Despite the challenges of integrating LLMs into healthcare environments, Gao and the LARK Lab recognize that their adoption is inevitable—and can surely improve the medical field. Their work therefore focuses on developing approaches to ensure these systems are introduced in ways that are safe, trustworthy and aligned with human needs.
To address the bias that can show up in large language models, the LARK Lab is studying what’s happening inside these systems when they make decisions. Instead of retraining the entire model from scratch—which is extremely expensive and time‑consuming—they look at which parts of the model “light up” when it sees biased information versus unbiased information. “It’s kind of like we are doing brain surgery to correct these biases,” said Gao.
In a recent preprint, Gao’s team took this mechanistic approach to bias in LLMs, treating the model like a brain and opening it up to examine individual neurons. They successfully pinpointed specific neurons that encode stereotype-related demographic information inherited from pre-training. They also attempted an ‘LLM surgery’ by manually suppressing specific neurons to see whether biased behaviors are reduced. Although they found that this intervention does lessen certain biases, the effects are incomplete. This underscores how deeply embedded in LLMs these biases are, and how difficult they are to fully remove.
Although there is a lot of computer science involved in integrating LLMs into healthcare, it requires much more than software and mathematics. For this reason, Gao and the LARK lab emphasize multidisciplinary collaboration, especially between researchers and clinicians.

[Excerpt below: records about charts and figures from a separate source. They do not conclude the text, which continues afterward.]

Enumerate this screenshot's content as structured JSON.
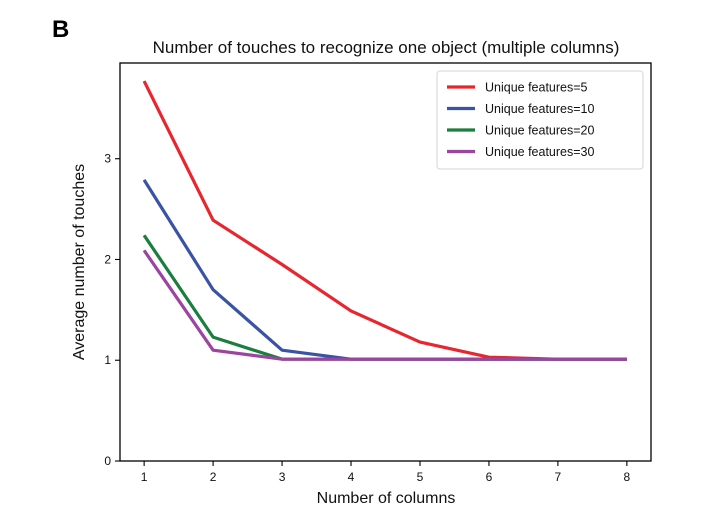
{
  "panel_label": "B",
  "chart_data": {
    "type": "line",
    "title": "Number of touches to recognize one object (multiple columns)",
    "xlabel": "Number of columns",
    "ylabel": "Average number of touches",
    "x": [
      1,
      2,
      3,
      4,
      5,
      6,
      7,
      8
    ],
    "x_ticks": [
      1,
      2,
      3,
      4,
      5,
      6,
      7,
      8
    ],
    "y_ticks": [
      0,
      1,
      2,
      3
    ],
    "xlim": [
      0.65,
      8.35
    ],
    "ylim": [
      0,
      3.95
    ],
    "grid": false,
    "legend_position": "top-right",
    "series": [
      {
        "name": "Unique features=5",
        "color": "#e8262f",
        "values": [
          3.77,
          2.39,
          1.95,
          1.49,
          1.18,
          1.03,
          1.01,
          1.01
        ]
      },
      {
        "name": "Unique features=10",
        "color": "#3a53a4",
        "values": [
          2.79,
          1.7,
          1.1,
          1.01,
          1.01,
          1.01,
          1.01,
          1.01
        ]
      },
      {
        "name": "Unique features=20",
        "color": "#1b7e3e",
        "values": [
          2.24,
          1.23,
          1.01,
          1.01,
          1.01,
          1.01,
          1.01,
          1.01
        ]
      },
      {
        "name": "Unique features=30",
        "color": "#9b44a0",
        "values": [
          2.09,
          1.1,
          1.01,
          1.01,
          1.01,
          1.01,
          1.01,
          1.01
        ]
      }
    ]
  }
}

Clinicians can provide crucial context about real‑world patient care, workflows, and the practical constraints that shape medical decision‑making—insight that researchers would not have access to on their own.

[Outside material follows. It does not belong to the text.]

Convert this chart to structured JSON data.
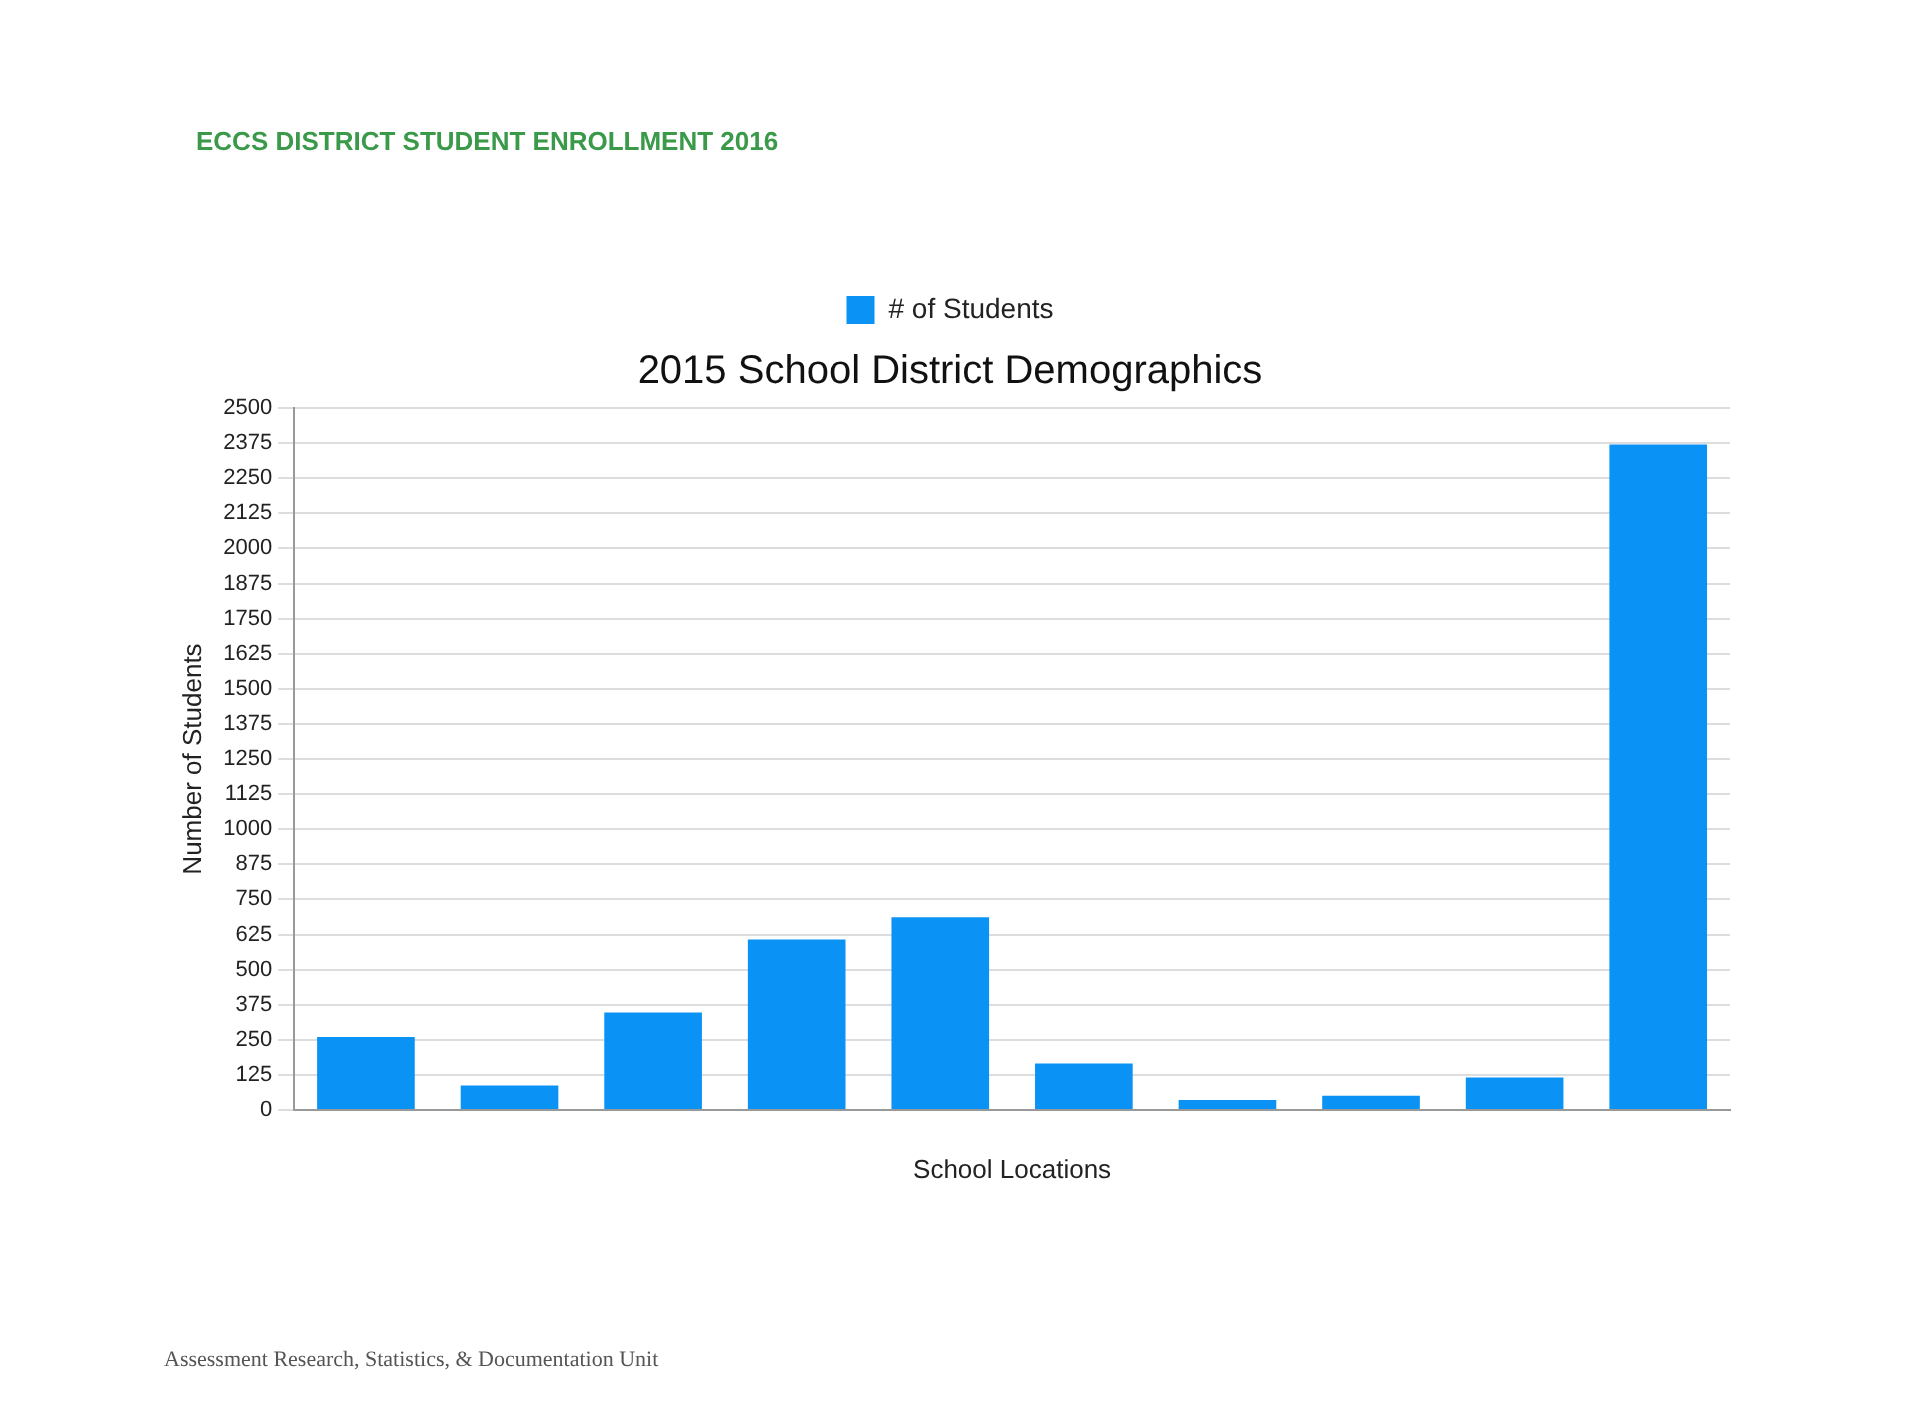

“If we want to make positive change with AIs, we need all of the stakeholders involved to also collaborate in developing these tools,” Gao said. “I myself cannot be working alone without the help of my clinical partners. It's only because of them that I understand the problem better, and it's only because of our work together that we can come up with solutions that are actually targeted to the problem at the bedside.”